Une saison en enfer
"Il dort dans le soleil, la main sur sa poitrine
Tranquille. Il a deux trous rouges au côté droit."
Rimbaud, Le dormeur du val
"Le giton m'empoigne rudement et ses mains couvertes d'une corne sèche rougissent la peau de mes bras et de ma nuque. Sa queue courbée retombe sur sa cuisse gauche. J'adore à genoux ce sexe brun couronné d'une tiare amère. Il a la bite épaisse et mordorée des mulâtres , mais la peau encore douce des adolescents. J'accepte la main posée sur mon crâne, elle me pousse à recueillir au fond de ma gorge la liqueur séminale. Le gland gros comme le poing d'un petit enfant, lustré par la salive et les glaires cueillies à mon palais, pilonne mon pharynx et je ne respire plus que par à-coups, le visage révulsé par les hauts-le-coeur. Le putain rauque comme une bête blessée. J'essaie d'avaler jusqu'à la garde, il saisit ma nuque et s'enfonce d'un grand coup de rein, son noeud empêché par une muqueuse, un os gainé de viande, et, les yeux noyés de larmes, je me contente de rabattre vers mon menton ses couilles pour en sentir l'odeur et la caresse.

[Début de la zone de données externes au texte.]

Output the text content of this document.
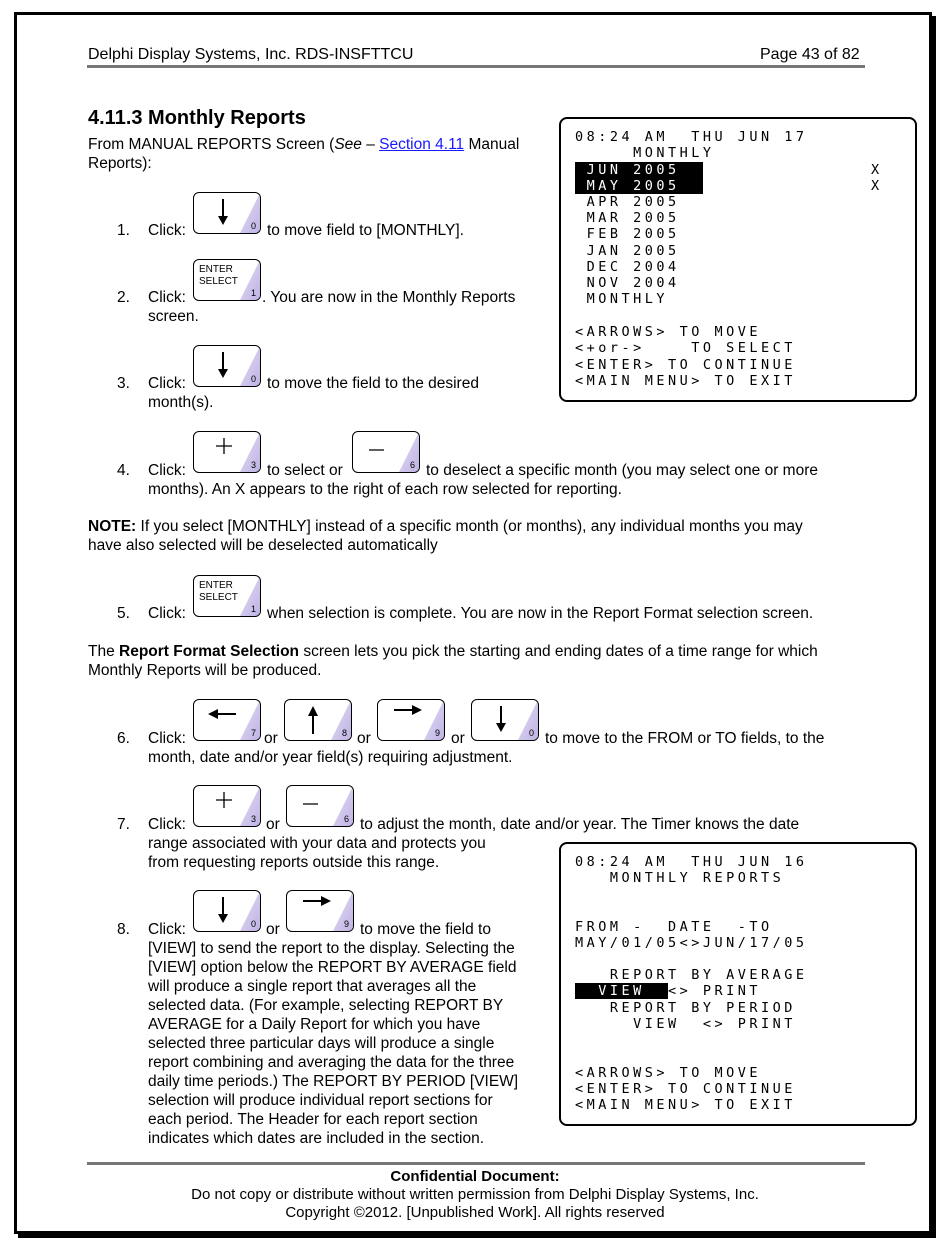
Delphi Display Systems, Inc. RDS-INSFTTCU	Page 43 of 82
4.11.3 Monthly Reports
From MANUAL REPORTS Screen (See – Section 4.11 Manual
Reports):
1. Click:	0 to move field to [MONTHLY].
2. Click:
ENTER
SELECT
1 . You are now in the Monthly Reports
screen.
3. Click:	0 to move the field to the desired
month(s).
4. Click:	3 to select or	6 to deselect a specific month (you may select one or more
months). An X appears to the right of each row selected for reporting.
NOTE: If you select [MONTHLY] instead of a specific month (or months), any individual months you may
have also selected will be deselected automatically
5. Click:
ENTER
SELECT
1 when selection is complete. You are now in the Report Format selection screen.
The Report Format Selection screen lets you pick the starting and ending dates of a time range for which
Monthly Reports will be produced.
6. Click:	7 or	8 or	9 or	0 to move to the FROM or TO fields, to the
month, date and/or year field(s) requiring adjustment.
7. Click:	3 or	6 to adjust the month, date and/or year. The Timer knows the date
range associated with your data and protects you
from requesting reports outside this range.
8. Click:	0 or	9 to move the field to
[VIEW] to send the report to the display. Selecting the
[VIEW] option below the REPORT BY AVERAGE field
will produce a single report that averages all the
selected data. (For example, selecting REPORT BY
AVERAGE for a Daily Report for which you have
selected three particular days will produce a single
report combining and averaging the data for the three
daily time periods.) The REPORT BY PERIOD [VIEW]
selection will produce individual report sections for
each period. The Header for each report section
indicates which dates are included in the section.

08:24 AM  THU JUN 17

MONTHLY

JUN 2005

	X

MAY 2005

	X

APR 2005

MAR 2005

FEB 2005

JAN 2005

DEC 2004

NOV 2004

MONTHLY

<ARROWS> TO MOVE

<+or->    TO SELECT

<ENTER> TO CONTINUE

<MAIN MENU> TO EXIT

08:24 AM  THU JUN 16

MONTHLY REPORTS

FROM -  DATE  -TO

MAY/01/05<>JUN/17/05

REPORT BY AVERAGE

VIEW  <> PRINT

REPORT BY PERIOD

VIEW  <> PRINT

<ARROWS> TO MOVE

<ENTER> TO CONTINUE

<MAIN MENU> TO EXIT

Confidential Document:
Do not copy or distribute without written permission from Delphi Display Systems, Inc.
Copyright ©2012. [Unpublished Work]. All rights reserved
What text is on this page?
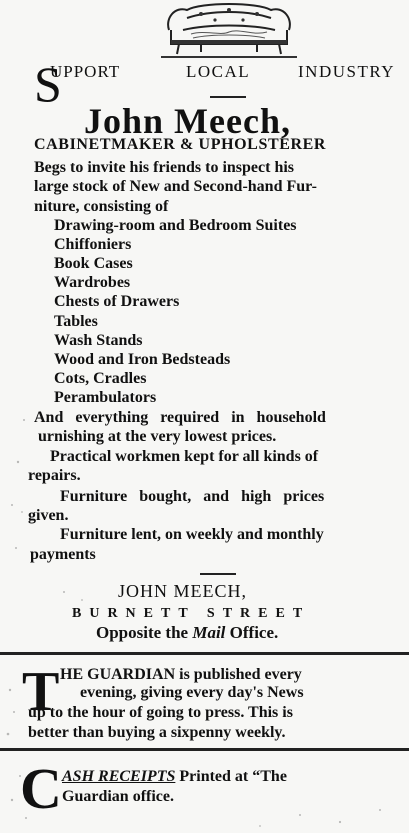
S
UPPORT	LOCAL	INDUSTRY
John Meech,
CABINETMAKER & UPHOLSTERER
Begs to invite his friends to inspect his
large stock of New and Second-hand Fur-
niture, consisting of
Drawing-room and Bedroom Suites
Chiffoniers
Book Cases
Wardrobes
Chests of Drawers
Tables
Wash Stands
Wood and Iron Bedsteads
Cots, Cradles
Perambulators
And everything required in household
urnishing at the very lowest prices.
Practical workmen kept for all kinds of
repairs.
Furniture bought, and high prices
given.
Furniture lent, on weekly and monthly
payments
JOHN MEECH,
BURNETT STREET
Opposite the Mail Office.
T HE GUARDIAN is published every
evening, giving every day's News
up to the hour of going to press. This is
better than buying a sixpenny weekly.
C ASH RECEIPTS Printed at “The
Guardian office.
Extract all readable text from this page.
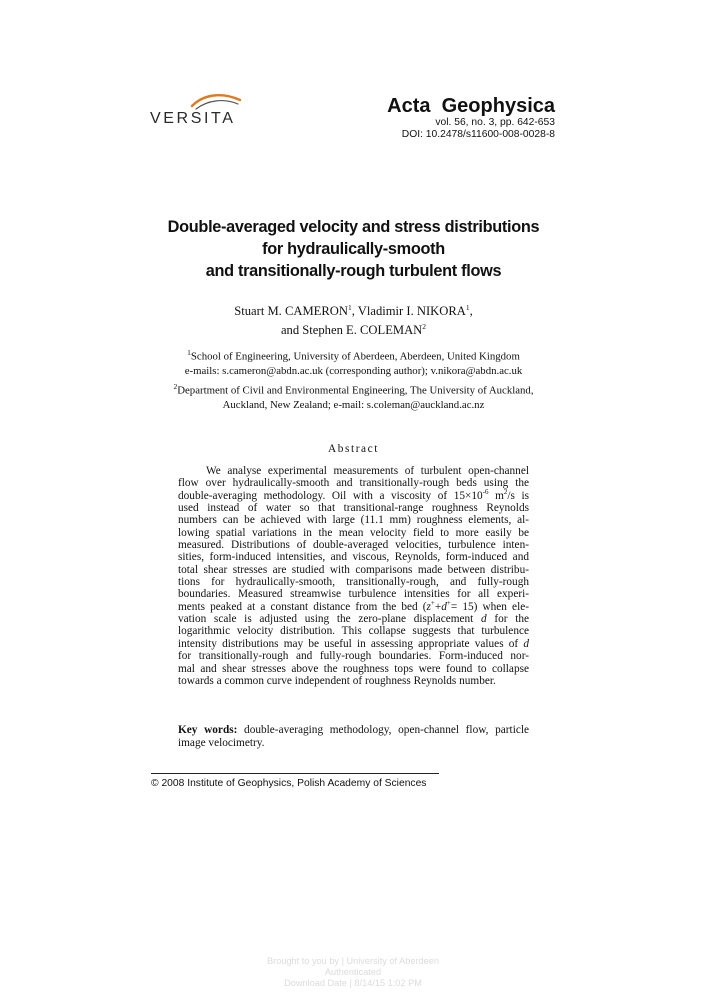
VERSITA
Acta  Geophysica
vol. 56, no. 3, pp. 642-653
DOI: 10.2478/s11600-008-0028-8
Double-averaged velocity and stress distributions
for hydraulically-smooth
and transitionally-rough turbulent flows
Stuart M. CAMERON$^1$, Vladimir I. NIKORA$^1$,
and Stephen E. COLEMAN$^2$
$^1$School of Engineering, University of Aberdeen, Aberdeen, United Kingdom
e-mails: s.cameron@abdn.ac.uk (corresponding author); v.nikora@abdn.ac.uk
$^2$Department of Civil and Environmental Engineering, The University of Auckland,
Auckland, New Zealand; e-mail: s.coleman@auckland.ac.nz
Abstract
We analyse experimental measurements of turbulent open-channel
flow over hydraulically-smooth and transitionally-rough beds using the
double-averaging methodology. Oil with a viscosity of $15\times 10^{-6}$ $m^2/s$ is
used instead of water so that transitional-range roughness Reynolds
numbers can be achieved with large (11.1 mm) roughness elements, al-
lowing spatial variations in the mean velocity field to more easily be
measured. Distributions of double-averaged velocities, turbulence inten-
sities, form-induced intensities, and viscous, Reynolds, form-induced and
total shear stresses are studied with comparisons made between distribu-
tions for hydraulically-smooth, transitionally-rough, and fully-rough
boundaries. Measured streamwise turbulence intensities for all experi-
ments peaked at a constant distance from the bed (z++d+= 15) when ele-
vation scale is adjusted using the zero-plane displacement d for the
logarithmic velocity distribution. This collapse suggests that turbulence
intensity distributions may be useful in assessing appropriate values of d
for transitionally-rough and fully-rough boundaries. Form-induced nor-
mal and shear stresses above the roughness tops were found to collapse
towards a common curve independent of roughness Reynolds number.
Key words: double-averaging methodology, open-channel flow, particle
image velocimetry.
© 2008 Institute of Geophysics, Polish Academy of Sciences
Brought to you by | University of Aberdeen
Authenticated
Download Date | 8/14/15 1:02 PM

Je veux qu'il me regarde tandis que je force mon corps à être le réceptacle de sa virilité. J'aimerais modeler ma gorge et ma chair en un fourreau dans lequel il glisserait son sexe comme le meutrier range contre sa cuisse la lame de son couteau , et je le vois baisser son visage à demi ravalé par la pénombre. Il a élevé sa beauté en une forteresse inatteignable du haut de laquelle le consacre mon regard et il me toise des remparts où siège son âme. Son regard comme sa main armée par ma main fouaille une blessure à mon flanc."

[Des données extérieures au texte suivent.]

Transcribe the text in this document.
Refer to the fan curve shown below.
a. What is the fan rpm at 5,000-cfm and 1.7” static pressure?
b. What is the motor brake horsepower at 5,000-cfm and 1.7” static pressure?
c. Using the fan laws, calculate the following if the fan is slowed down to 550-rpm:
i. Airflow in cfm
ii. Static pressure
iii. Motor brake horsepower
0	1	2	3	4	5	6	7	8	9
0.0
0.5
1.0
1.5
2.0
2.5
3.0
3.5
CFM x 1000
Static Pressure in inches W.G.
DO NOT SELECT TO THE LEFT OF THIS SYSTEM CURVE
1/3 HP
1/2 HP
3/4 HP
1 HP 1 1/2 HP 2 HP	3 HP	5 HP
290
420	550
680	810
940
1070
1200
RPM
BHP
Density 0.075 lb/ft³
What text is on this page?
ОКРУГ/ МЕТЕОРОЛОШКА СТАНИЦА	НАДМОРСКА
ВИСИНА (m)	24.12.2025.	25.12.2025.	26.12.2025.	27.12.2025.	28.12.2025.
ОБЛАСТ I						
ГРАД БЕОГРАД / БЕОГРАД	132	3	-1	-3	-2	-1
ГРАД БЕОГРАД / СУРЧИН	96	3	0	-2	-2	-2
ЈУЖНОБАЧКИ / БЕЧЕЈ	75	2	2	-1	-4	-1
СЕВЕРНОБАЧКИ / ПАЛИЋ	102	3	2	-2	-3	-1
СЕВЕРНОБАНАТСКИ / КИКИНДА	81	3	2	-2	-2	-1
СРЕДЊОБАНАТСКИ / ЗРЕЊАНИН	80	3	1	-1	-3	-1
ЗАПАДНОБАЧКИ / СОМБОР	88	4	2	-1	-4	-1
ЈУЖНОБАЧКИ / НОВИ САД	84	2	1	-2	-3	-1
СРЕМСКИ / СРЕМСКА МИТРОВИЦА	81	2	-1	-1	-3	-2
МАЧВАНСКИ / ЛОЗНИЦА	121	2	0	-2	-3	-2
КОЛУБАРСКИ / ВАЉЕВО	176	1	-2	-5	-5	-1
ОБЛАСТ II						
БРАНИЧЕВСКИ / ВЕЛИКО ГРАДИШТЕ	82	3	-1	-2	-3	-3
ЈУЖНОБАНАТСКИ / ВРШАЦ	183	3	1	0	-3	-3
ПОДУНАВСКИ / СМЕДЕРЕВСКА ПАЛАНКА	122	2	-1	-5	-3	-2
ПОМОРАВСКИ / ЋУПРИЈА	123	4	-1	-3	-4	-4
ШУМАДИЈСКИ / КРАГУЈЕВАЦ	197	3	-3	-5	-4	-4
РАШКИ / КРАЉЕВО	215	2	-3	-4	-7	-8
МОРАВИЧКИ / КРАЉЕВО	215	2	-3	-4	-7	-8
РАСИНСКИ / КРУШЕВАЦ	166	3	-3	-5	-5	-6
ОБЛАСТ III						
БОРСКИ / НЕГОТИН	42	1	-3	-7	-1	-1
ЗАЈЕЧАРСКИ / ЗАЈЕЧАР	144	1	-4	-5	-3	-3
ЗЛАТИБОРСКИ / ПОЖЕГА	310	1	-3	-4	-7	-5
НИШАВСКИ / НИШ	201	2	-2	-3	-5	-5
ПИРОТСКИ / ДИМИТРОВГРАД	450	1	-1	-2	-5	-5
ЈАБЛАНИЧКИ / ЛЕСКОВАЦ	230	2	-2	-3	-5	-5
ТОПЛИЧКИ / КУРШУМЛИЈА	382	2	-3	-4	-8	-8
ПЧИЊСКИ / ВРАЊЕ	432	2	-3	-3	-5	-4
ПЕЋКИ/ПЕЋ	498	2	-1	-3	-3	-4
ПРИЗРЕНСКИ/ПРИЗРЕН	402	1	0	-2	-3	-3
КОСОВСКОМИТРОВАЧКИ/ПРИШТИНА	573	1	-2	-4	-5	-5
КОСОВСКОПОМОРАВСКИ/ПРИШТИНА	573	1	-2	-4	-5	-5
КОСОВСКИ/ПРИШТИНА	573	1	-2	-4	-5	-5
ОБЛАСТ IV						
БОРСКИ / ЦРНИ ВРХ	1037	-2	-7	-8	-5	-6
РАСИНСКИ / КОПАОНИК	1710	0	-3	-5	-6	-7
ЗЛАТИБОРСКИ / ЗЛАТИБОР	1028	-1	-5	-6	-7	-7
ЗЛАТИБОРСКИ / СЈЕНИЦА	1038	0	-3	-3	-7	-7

On le sait, les livres sont chers, et on n'apprécie guère d' être mal conseillés en la matière... Il m'arrive de dire parfois: "Allez-y, vous ne le regretterez pas", mais cette fois, je vais faire preuve de la plus grande prudence, et c'est aussi la raison pour laquelle je vous ai d'emblée proposé un extrait du roman: si vous êtes choqué, gêné, mal à l'aise, ou tout simplement circonspect, je ne crois pas que l'ensemble vous plaira.
Sinon...
On a rarement la chance, dans une vie de lectrice, de rencontrer une VOIX singulière, à nulle autre pareille, qui provoque en vous une marée d'émotions, un tsunami affectif et intellectuel, une sorte de reconnaissance et d'adhésion, presque primitives.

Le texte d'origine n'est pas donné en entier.